I am so tired of the Government's spin. I want to work with it because I think there is a solution. An integral part of the solution is to face the facts. The Simon Community tells us the position as is through its 32nd snapshot of 16 areas. The study examined the availability of property in 16 areas. In nine of those areas, there was no property available under the main Government scheme, namely, HAP. Galway city was among the nine areas, while there was one property available in Galway county. That is the position. This is its 32nd snapshot. Surely any Minister worth their salt would say, "Jesus, we are doing something wrong here. How is that happening when our main scheme is HAP?"

I will look first at Galway city and then move to the county. The famous Galway social housing task force, which I have mentioned often, has been sitting for more than five years but we still have not got a single comprehensive report from it analysing the situation in Galway. It gets more presentations from homeless groups on the ground to tell us the situation is getting worse. Part of the solution for Galway city and county is to build public housing on public land. I am not looking for affordable housing or other housing. There is a need to build public housing on public land and extend the income limits in order that there is a diverse range of people there. The Government should stop the negotiation that is going on in respect of the docklands, which will give land to the Land Development Agency at a premium price for premium housing. Does the Minister of State think selling off land to fund an extension into the sea that cannot go ahead if one takes storms realistically and believes what is happening in the context of climate change is a solution to an emergency in Galway? As regards Ceannt Station, approximately 14 acres in the centre of Galway are being developed by that body without any connection with the other bodies.

As regards the county, is cathair dhátheangach í ar thairseach na Gaeltachta is mó sa tír. Maidir leis an gCeathrú Rua agus an córas séarachais; níl aon chóras ann agus tá an séarachas amh, the raw sewage, ag dul díreach isteach san uisce. Ní féidir aon rud a thógáil ansin mar níl an córas cuí don aidhm. In Carraroe, there has been no treatment facility for 20-something years. We tabled questions on the matter but were told it is nothing to do with the Minister but, rather, it is to do with Irish Water. A most unsuitable site was picked, with all the eggs in one basket, if you will excuse the bad pun. I could call what is in the basket something other than eggs.
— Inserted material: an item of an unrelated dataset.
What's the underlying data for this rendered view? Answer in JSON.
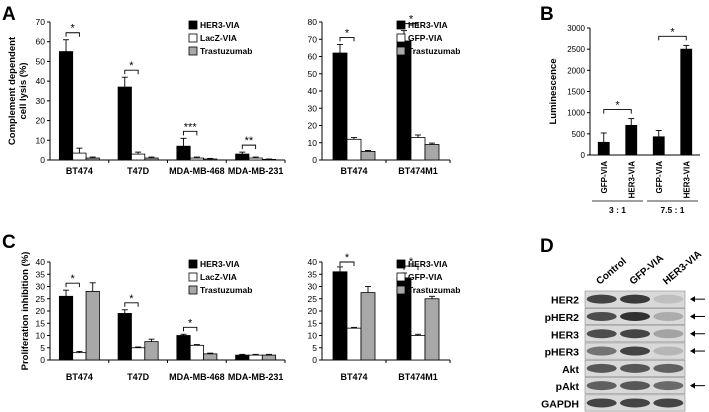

In terms of delivery, there has been nothing.

We could have balanced regional development, as well as balanced county and city development, but it is simply not happening. We have any amount of schemes with no vision. There is no vision because there is no acknowledgement that we cannot have a Republic based on the market. The market has a role but, for a democracy and a Republic, we need homes. They are the most basic and fundamental segment of society that will give security and allow people to participate. Instead of that, we have a jigsaw without a picture, as well as boasting about a first-time buyers' scheme that is simply keeping the price of houses too high. The Government says that my colleagues and I do not want people to own their own homes. I do want people to own their own homes, but at an affordable price. I do not want them to have to work every God-given hour to get a mortgage they cannot even afford in the first place.